Schließlich hob er den Blick und grinste. »Ebenfalls nett, dich kennenzulernen. Ich bin Pat.« Er hielt mir seine Hand hin, und es dauerte einen Moment, bis ich kapierte, dass ich diese wohl ergreifen sollte. Sein Händedruck war angenehm warm und fest. Er hielt meine Hand einen Moment länger fest, und ich drohte erneut, in seinen Augen zu versinken. Die braunen Pupillen wiesen einen grünen Rand auf. Faszinierend.
Unser Moment wurde unterbrochen, als ein kreischender Ausruf in der Nähe zu hören war.
»Patrick Finnley!«
Er zuckte kaum merklich zusammen, ich spürte es allein in meiner Hand, die er nun losließ. Er lächelte entschuldigend und wandte sich den drei jungen Damen zu, die verzückt hinter ihm standen.
Ich schätzte die drei auf höchstens sechzehn. Sie bewunderten ihn mit leuchtenden Augen, und Pat gab geduldig Autogramme.
So war das also, wenn man berühmt war.
Apropos Autogramm. Kaum war er mit den dreien fertig, stammelte ich: »Könnte ich auch ein Autogramm bekommen? Für eine Bekannte. Oder besser gesagt, für ihren Enkel.«
Er sah mich skeptisch an, nickte dann aber. »Klar, hast du was zum Schreiben?«
Ich schüttelte den Kopf, meine Wangen glühten. Ich war auch nicht besser als die Teenies.
Pat kramte aus seiner Reisetasche ein Foto und einen Stift heraus. »Auf welchen Namen?«
Unbeholfen nahm ich mein Handy und suchte nach der Notiz. »Pete.«
»P-E-T-E?«
Ich nickte und warf Nora einen Blick zu, die kaum ein Lachen unterdrücken konnte. Sie presste die Hand vor den Mund und wandte sich rasch ab.
Er drückte mir das Autogramm in die Hand, und ich verstaute es in meiner Gesäßtasche.
»Noch irgendwelche Wünsche? Ein Selfie vielleicht?«, meinte er amüsiert, und in seinen Augen blitzte es auf.
Mein Kopf leuchtete bestimmt wie eine Laterne. »Äh, nein. Sorry. Ich hatte ihr nur versprochen …«
»Das Auto steht übrigens etwas weiter weg«, sprang Nora ein, um die peinliche Situation zu beenden. »Lasst uns losgehen, bevor wir hier festwachsen.«
Pat setzte seine Sonnenbrille wieder auf, schulterte seine Reisetasche und grinste Nora an. »Dann mal los.«
Er lief neben Nora, und ich blieb etwas zurück, um nicht in eine weitere peinliche Situation gebracht zu werden. War es nicht ausgesprochen anständig von mir, dass ich dem Enkel einer netten alten Frau ein Autogramm besorgte? Warum kam ich mir nur so dämlich vor?

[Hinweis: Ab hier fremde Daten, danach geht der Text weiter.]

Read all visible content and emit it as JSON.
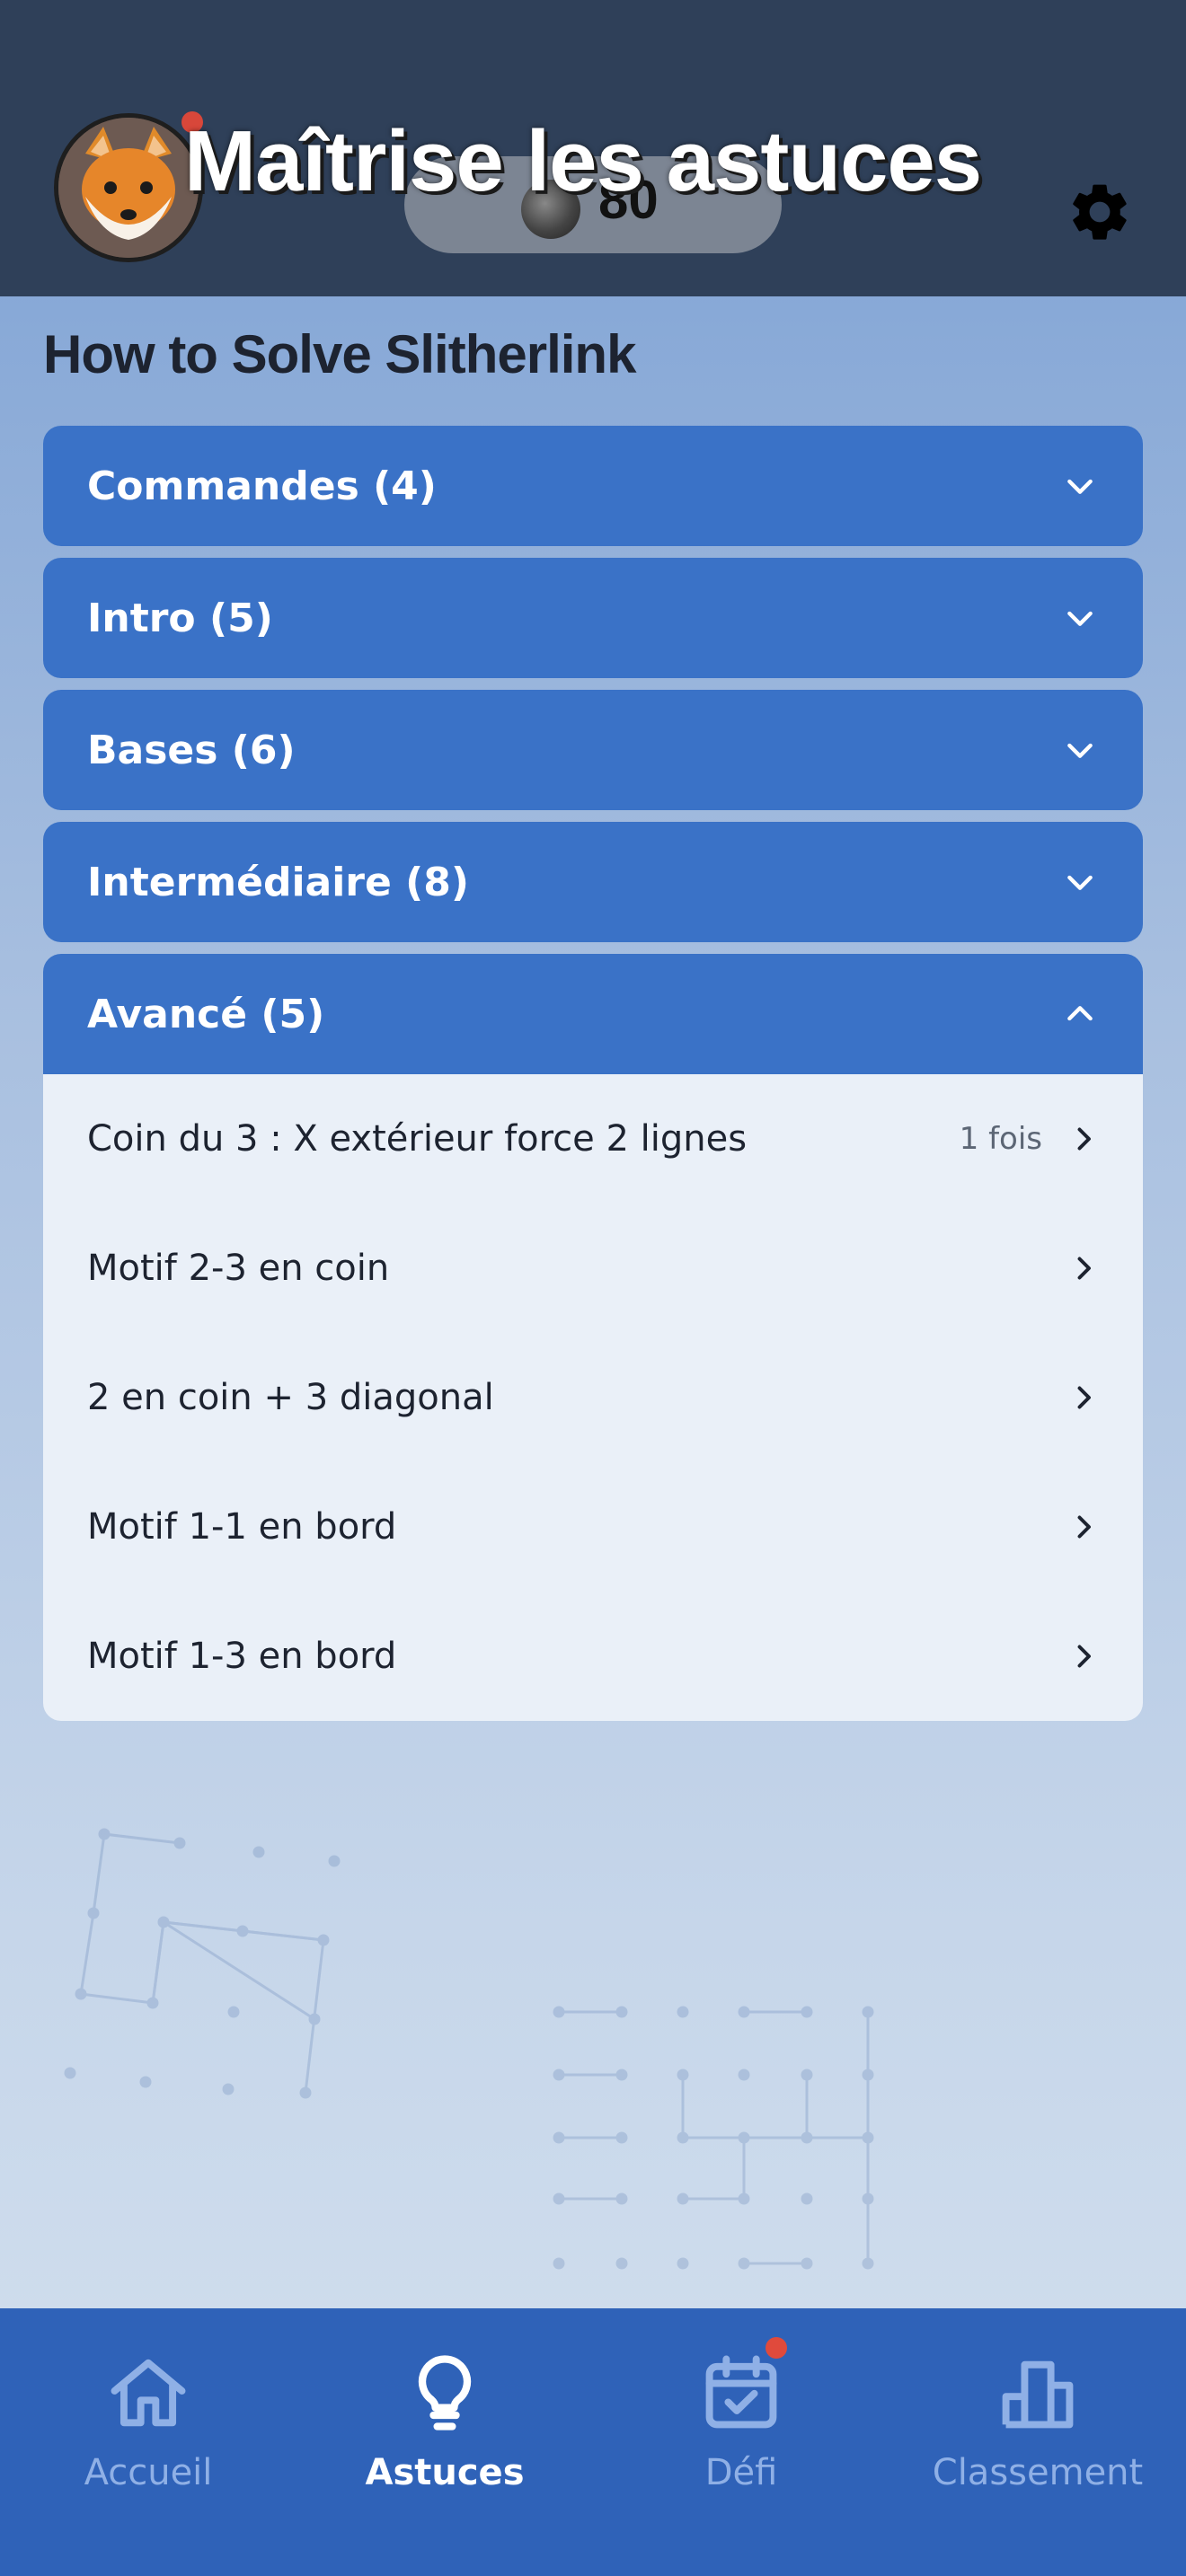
{
  "header": {
    "title": "Maîtrise les astuces",
    "coins": "80"
  },
  "page": {
    "title": "How to Solve Slitherlink"
  },
  "sections": [
    {
      "label": "Commandes (4)",
      "expanded": false
    },
    {
      "label": "Intro (5)",
      "expanded": false
    },
    {
      "label": "Bases (6)",
      "expanded": false
    },
    {
      "label": "Intermédiaire (8)",
      "expanded": false
    },
    {
      "label": "Avancé (5)",
      "expanded": true
    }
  ],
  "advanced_tips": [
    {
      "label": "Coin du 3 : X extérieur force 2 lignes",
      "count": "1 fois"
    },
    {
      "label": "Motif 2-3 en coin",
      "count": ""
    },
    {
      "label": "2 en coin + 3 diagonal",
      "count": ""
    },
    {
      "label": "Motif 1-1 en bord",
      "count": ""
    },
    {
      "label": "Motif 1-3 en bord",
      "count": ""
    }
  ],
  "nav": {
    "items": [
      {
        "label": "Accueil",
        "icon": "home-icon",
        "active": false
      },
      {
        "label": "Astuces",
        "icon": "lightbulb-icon",
        "active": true
      },
      {
        "label": "Défi",
        "icon": "calendar-check-icon",
        "active": false,
        "badge": true
      },
      {
        "label": "Classement",
        "icon": "bar-chart-icon",
        "active": false
      }
    ]
  },
  "colors": {
    "header_bg": "#2f4059",
    "section_header": "#3a72c7",
    "nav_bg": "#2f62b8",
    "badge": "#e04a3c"
  }
}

Der Vorteil dabei, dass ich hinter den beiden herging, war, dass ich einen hervorragenden Blick auf Pats Hinterteil hatte. Okay, ich hatte dem Tennissport eindeutig zu wenig Aufmerksamkeit geschenkt. Waren die alle so … ansprechend anzusehen? Ich räusperte mich und schalt mich selbst, endlich zur Vernunft zu kommen. Immerhin war ich Juristin. Wo war mein Pokerface, wenn ich es am meisten brauchte?
Pat, der offensichtlich mein Räuspern gehört hatte, drehte sich zu mir um. »Alles klar bei dir?«
Ich hob rasch den Blick. »Jap, alles klar!«
Oh, es hörte sich so verdammt falsch an!
Er lachte leise, was mir einen wohligen Schauer über den Rücken jagte, und drehte sich wieder um.
Die beiden sprachen über den langen Flug, den Pat hinter sich hatte, denn er war aus Melbourne angereist. Er würde jedoch die nächsten Wochen in Europa verbringen und sich auf die French Open in Paris vorbereiten. Außerdem konnte er kaum glauben, dass sie sich im letzten Jahr kein einziges Mal gesehen hatten, immerhin war Nora mit David schon seit über einem Jahr zusammen. Aber Pat war eine Zeit lang verletzt gewesen und hatte danach alle Hände voll zu tun gehabt, wieder in Form zu kommen. Selbst Dave hatte er in der Zeit nur selten gesehen.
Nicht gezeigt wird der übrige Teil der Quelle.